Le soir Betty et Rita cherchent sur une carte l'appartement de Diane. Comme le 12 à Sierra Bonita n'est pas très loin, elles se promettent d'y aller le lendemain. Louise Bonner, une voisine à l'esprit dérangé, frappe à la porte et annonce que le malheur va frapper. Coco la reconduit chez elle et donne à Betty le texte reçu par fax de son audition du lendemain.
Le cow-boy accuse Adam de ne pas aimer la belle vie : "L’attitude d'un homme peut influencer jusqu'à un certain point le chemin que son destin va prendre ...U ne carriole n'a qu'un conducteur et c'est moi... Si tu modifiee ton attitude tu feras la route avec moi". Le Cow-boy veut ainsi qu'il se remette au boulot le lendemain au studio et l'exhorte à embaucher Camilla Rhodes en disant "c'est la fille". "Le choix du premier rôle féminin ne dépend pas de toi".
Le lendemain matin. Betty et Rita répètent le rôle de celle-ci de manière outrée. Betty se rend alors à l'audition du studio. Wally Brown, le producteur lui présente, Jack Dogman son assistant, Jimmy Katz, l'acteur vieillissant qui sera son partenaire, Bob Booker, le réalisateur et Linney James, la directrice de casting, accompagnée de son assistante, Nicki. Sa prestation, à l’opposé de ce qu’elle avait répété avec Rita, dorénavant toute en séduction, y est encensée. Linney James, lui révèle cependant que la production est trop minable pour aboutir et l'emmène voir le plateau du film que réalise Adam : L'histoire de Sylvia North. Carol, une catrice célèbre chante avec un groupe puis c'est au tour de Camilla Rhodes de passer l'audition pour le rôle-titre du film. Adam annonce : « C'est la fille. » Presque immédiatement après avoir engagé Camilla, Adam se retourne et regarde fixement Betty. Les deux se regardent comme envoûtés mais Betty s'enfuit avant de rencontrer Adam en expliquant qu'elle avait promis de retrouver quelqu'un, Rita en fait.

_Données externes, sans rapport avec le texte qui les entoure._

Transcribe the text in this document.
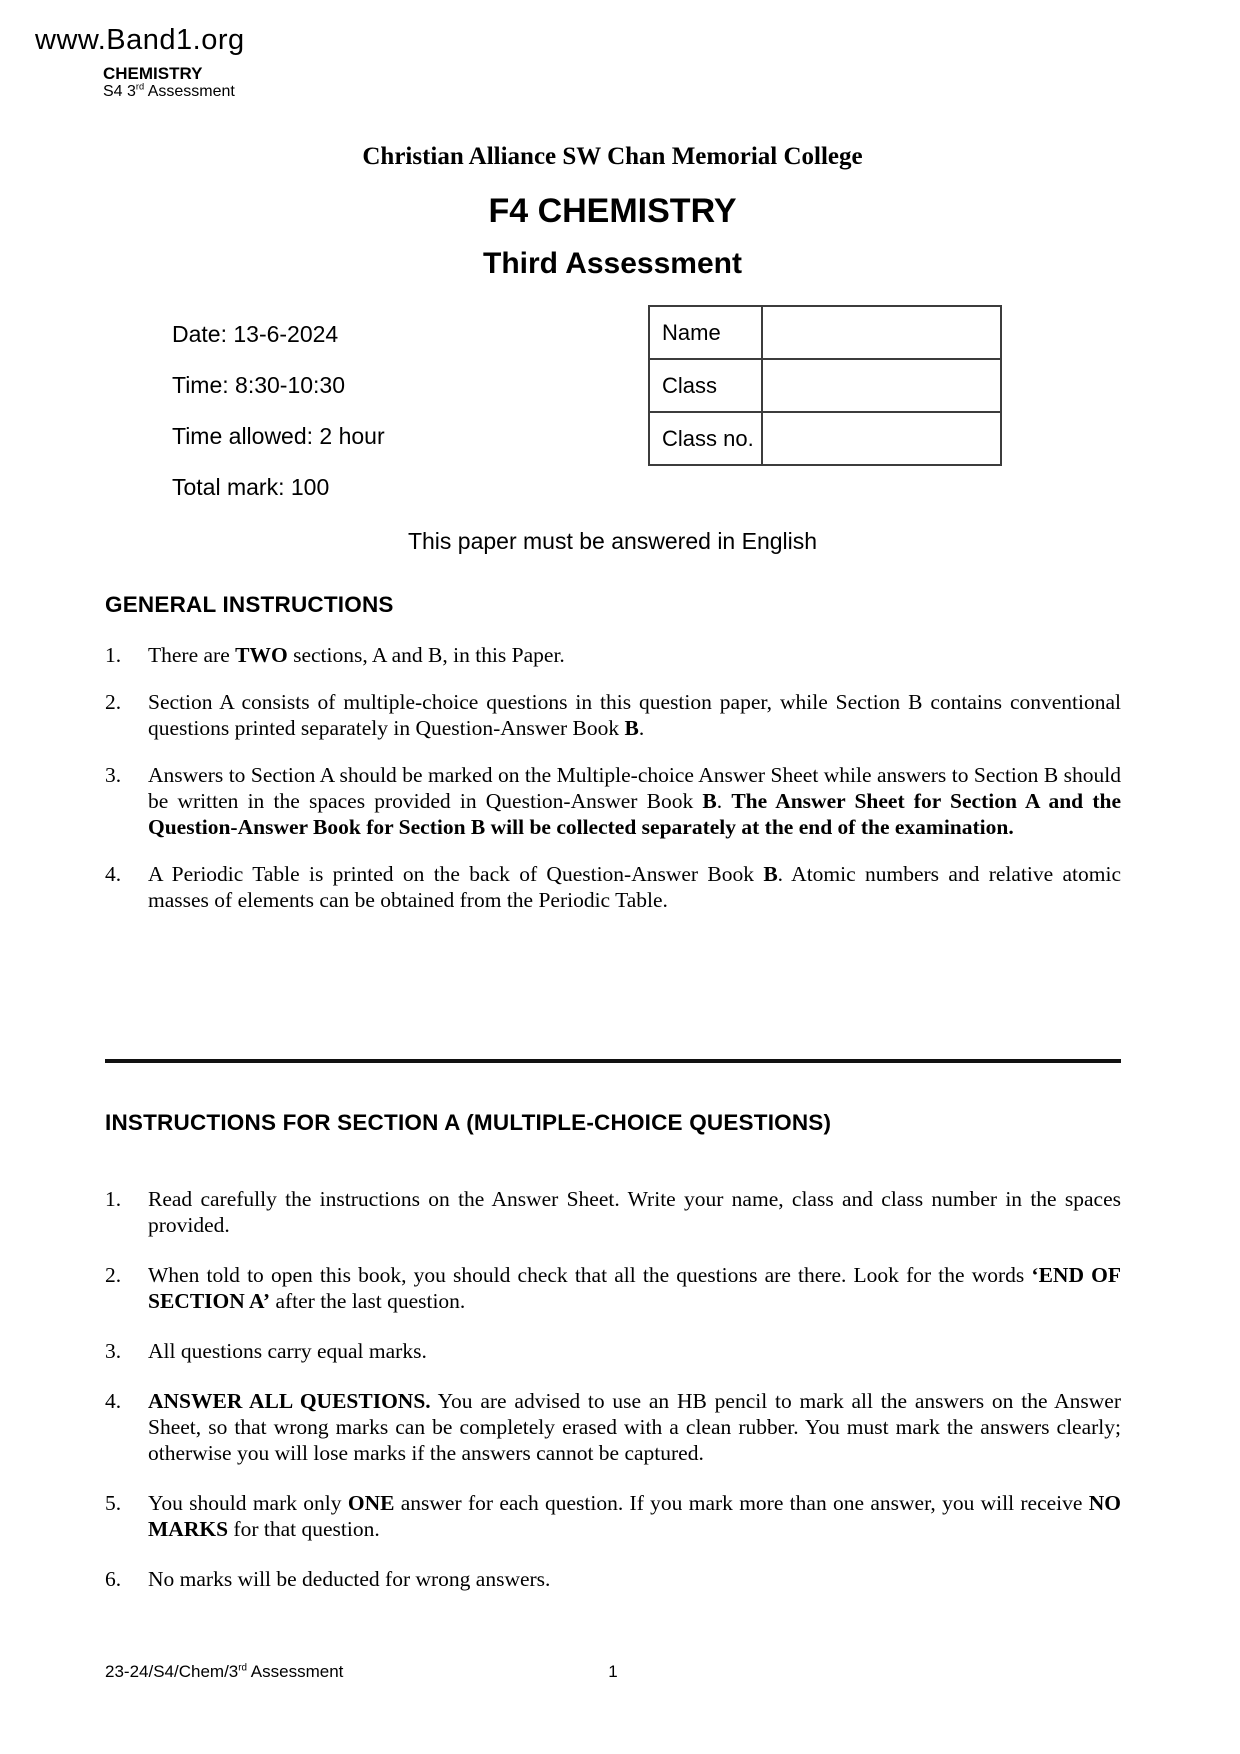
www.Band1.org
CHEMISTRY
S4 3rd Assessment
Christian Alliance SW Chan Memorial College
F4 CHEMISTRY
Third Assessment
Date: 13-6-2024
Time: 8:30-10:30
Time allowed: 2 hour
Total mark: 100
Name	
Class	
Class no.	
This paper must be answered in English
GENERAL INSTRUCTIONS
1.	There are TWO sections, A and B, in this Paper.
2.	Section A consists of multiple-choice questions in this question paper, while Section B contains conventional questions printed separately in Question-Answer Book B.
3.	Answers to Section A should be marked on the Multiple-choice Answer Sheet while answers to Section B should be written in the spaces provided in Question-Answer Book B. The Answer Sheet for Section A and the Question-Answer Book for Section B will be collected separately at the end of the examination.
4.	A Periodic Table is printed on the back of Question-Answer Book B. Atomic numbers and relative atomic masses of elements can be obtained from the Periodic Table.
INSTRUCTIONS FOR SECTION A (MULTIPLE-CHOICE QUESTIONS)
1.	Read carefully the instructions on the Answer Sheet. Write your name, class and class number in the spaces provided.
2.	When told to open this book, you should check that all the questions are there. Look for the words ‘END OF SECTION A’ after the last question.
3.	All questions carry equal marks.
4.	ANSWER ALL QUESTIONS. You are advised to use an HB pencil to mark all the answers on the Answer Sheet, so that wrong marks can be completely erased with a clean rubber. You must mark the answers clearly; otherwise you will lose marks if the answers cannot be captured.
5.	You should mark only ONE answer for each question. If you mark more than one answer, you will receive NO MARKS for that question.
6.	No marks will be deducted for wrong answers.
23-24/S4/Chem/3rd Assessment	1
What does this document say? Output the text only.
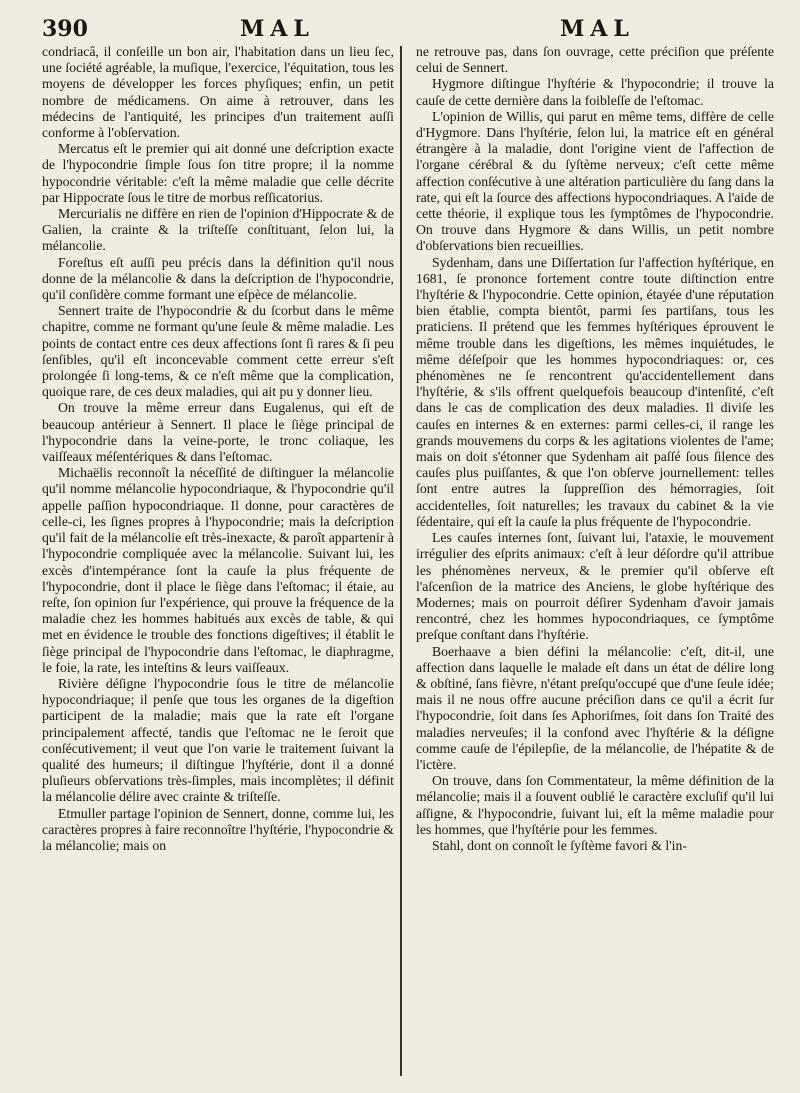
390	MAL	MAL

condriacâ, il conſeille un bon air, l'habitation dans un lieu ſec, une ſociété agréable, la muſique, l'exercice, l'équitation, tous les moyens de développer les forces phyſiques; enfin, un petit nombre de médicamens. On aime à retrouver, dans les médecins de l'antiquité, les principes d'un traitement auſſi conforme à l'obſervation.

Mercatus eſt le premier qui ait donné une deſcription exacte de l'hypocondrie ſimple ſous ſon titre propre; il la nomme hypocondrie véritable: c'eſt la même maladie que celle décrite par Hippocrate ſous le titre de morbus reſſicatorius.

Mercurialis ne diffère en rien de l'opinion d'Hippocrate & de Galien, la crainte & la triſteſſe conſtituant, ſelon lui, la mélancolie.

Foreſtus eſt auſſi peu précis dans la définition qu'il nous donne de la mélancolie & dans la deſcription de l'hypocondrie, qu'il conſidère comme formant une eſpèce de mélancolie.

Sennert traite de l'hypocondrie & du ſcorbut dans le même chapitre, comme ne formant qu'une ſeule & même maladie. Les points de contact entre ces deux affections ſont ſi rares & ſi peu ſenſibles, qu'il eſt inconcevable comment cette erreur s'eſt prolongée ſi long-tems, & ce n'eſt même que la complication, quoique rare, de ces deux maladies, qui ait pu y donner lieu.

On trouve la même erreur dans Eugalenus, qui eſt de beaucoup antérieur à Sennert. Il place le ſiège principal de l'hypocondrie dans la veine-porte, le tronc coliaque, les vaiſſeaux méſentériques & dans l'eſtomac.

Michaëlis reconnoît la néceſſité de diſtinguer la mélancolie qu'il nomme mélancolie hypocondriaque, & l'hypocondrie qu'il appelle paſſion hypocondriaque. Il donne, pour caractères de celle-ci, les ſignes propres à l'hypocondrie; mais la deſcription qu'il fait de la mélancolie eſt très-inexacte, & paroît appartenir à l'hypocondrie compliquée avec la mélancolie. Suivant lui, les excès d'intempérance ſont la cauſe la plus fréquente de l'hypocondrie, dont il place le ſiège dans l'eſtomac; il étaie, au reſte, ſon opinion ſur l'expérience, qui prouve la fréquence de la maladie chez les hommes habitués aux excès de table, & qui met en évidence le trouble des fonctions digeſtives; il établit le ſiège principal de l'hypocondrie dans l'eſtomac, le diaphragme, le foie, la rate, les inteſtins & leurs vaiſſeaux.

Rivière déſigne l'hypocondrie ſous le titre de mélancolie hypocondriaque; il penſe que tous les organes de la digeſtion participent de la maladie; mais que la rate eſt l'organe principalement affecté, tandis que l'eſtomac ne le ſeroit que conſécutivement; il veut que l'on varie le traitement ſuivant la qualité des humeurs; il diſtingue l'hyſtérie, dont il a donné pluſieurs obſervations très-ſimples, mais incomplètes; il définit la mélancolie délire avec crainte & triſteſſe.

Etmuller partage l'opinion de Sennert, donne, comme lui, les caractères propres à faire reconnoître l'hyſtérie, l'hypocondrie & la mélancolie; mais on

ne retrouve pas, dans ſon ouvrage, cette préciſion que préſente celui de Sennert.

Hygmore diſtingue l'hyſtérie & l'hypocondrie; il trouve la cauſe de cette dernière dans la foibleſſe de l'eſtomac.

L'opinion de Willis, qui parut en même tems, diffère de celle d'Hygmore. Dans l'hyſtérie, ſelon lui, la matrice eſt en général étrangère à la maladie, dont l'origine vient de l'affection de l'organe cérébral & du ſyſtème nerveux; c'eſt cette même affection conſécutive à une altération particulière du ſang dans la rate, qui eſt la ſource des affections hypocondriaques. A l'aide de cette théorie, il explique tous les ſymptômes de l'hypocondrie. On trouve dans Hygmore & dans Willis, un petit nombre d'obſervations bien recueillies.

Sydenham, dans une Diſſertation ſur l'affection hyſtérique, en 1681, ſe prononce fortement contre toute diſtinction entre l'hyſtérie & l'hypocondrie. Cette opinion, étayée d'une réputation bien établie, compta bientôt, parmi ſes partiſans, tous les praticiens. Il prétend que les femmes hyſtériques éprouvent le même trouble dans les digeſtions, les mêmes inquiétudes, le même déſeſpoir que les hommes hypocondriaques: or, ces phénomènes ne ſe rencontrent qu'accidentellement dans l'hyſtérie, & s'ils offrent quelquefois beaucoup d'intenſité, c'eſt dans le cas de complication des deux maladies. Il diviſe les cauſes en internes & en externes: parmi celles-ci, il range les grands mouvemens du corps & les agitations violentes de l'ame; mais on doit s'étonner que Sydenham ait paſſé ſous ſilence des cauſes plus puiſſantes, & que l'on obſerve journellement: telles ſont entre autres la ſuppreſſion des hémorragies, ſoit accidentelles, ſoit naturelles; les travaux du cabinet & la vie ſédentaire, qui eſt la cauſe la plus fréquente de l'hypocondrie.

Les cauſes internes ſont, ſuivant lui, l'ataxie, le mouvement irrégulier des eſprits animaux: c'eſt à leur déſordre qu'il attribue les phénomènes nerveux, & le premier qu'il obſerve eſt l'aſcenſion de la matrice des Anciens, le globe hyſtérique des Modernes; mais on pourroit déſirer Sydenham d'avoir jamais rencontré, chez les hommes hypocondriaques, ce ſymptôme preſque conſtant dans l'hyſtérie.

Boerhaave a bien défini la mélancolie: c'eſt, dit-il, une affection dans laquelle le malade eſt dans un état de délire long & obſtiné, ſans fièvre, n'étant preſqu'occupé que d'une ſeule idée; mais il ne nous offre aucune préciſion dans ce qu'il a écrit ſur l'hypocondrie, ſoit dans ſes Aphoriſmes, ſoit dans ſon Traité des maladies nerveuſes; il la confond avec l'hyſtérie & la déſigne comme cauſe de l'épilepſie, de la mélancolie, de l'hépatite & de l'ictère.

On trouve, dans ſon Commentateur, la même définition de la mélancolie; mais il a ſouvent oublié le caractère excluſif qu'il lui aſſigne, & l'hypocondrie, ſuivant lui, eſt la même maladie pour les hommes, que l'hyſtérie pour les femmes.

Stahl, dont on connoît le ſyſtème favori & l'in-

Betty et Rita, frappent au 12 de la Sierra Bonita mais son occupante déclare qu'elle a échangé son appartement avec Diane qui habite maintenant au 17. Elle propose de les accompagner car elle a des affaires à récupérer.Mais un appel téléphonique la retarde. Après avoir frappé à la porte de l'appartement de Diane Selwyn sans succès, Betty y pénètrent par une fenêtre qui n'était pas verrouillée. Dans la chambre, elles découvrent le cadavre d'une femme morte depuis plusieurs jours. Terrifiées, elles retournent à la villa et Betty coiffe Rita d'une perruque blonde. Cette nuit-là, les deux femmes deviennent amantes ; Betty dit à Rita qu'elle l'aime. Rita réveille Betty à deux heures du matin et insiste pour qu'elles se rendent à une salle de spectacle à l’atmosphère inquiétante du nom de Club Silencio. Sur scène, un homme explique en espagnol et en français que tout n'est qu'illusion. Il n'a pas d'orchestre tout n'est qu'enregistrement ainsi que le démontre le trompettiste. Son spectacle est suivi de celui d'une femme très maquillée, Rebekah Del Rio, qui chante Crying de Roy Orbison en espagnol et a capella. Même si celle-ci semblait se dédier entièrement à sa prestation, elle s'évanouit mais le chant se poursuit : il s'agissait aussi de playback. Betty ouvre son sac à main et en sort une boîte bleue dont la serrure semble correspondre à la clef de Rita. De retour à l'appartement, Rita retrouve la clef mais se rend compte que Betty a disparu. Elle se décide à déverrouiller la boîte : celle-ci tombe à terre sur le tapis. Apparaît alors Ruth, qui cherche la provenance du bruit qu'elle semble avoir entendu mais elle ne trouve rien, la boite n'est plus sur le tapis.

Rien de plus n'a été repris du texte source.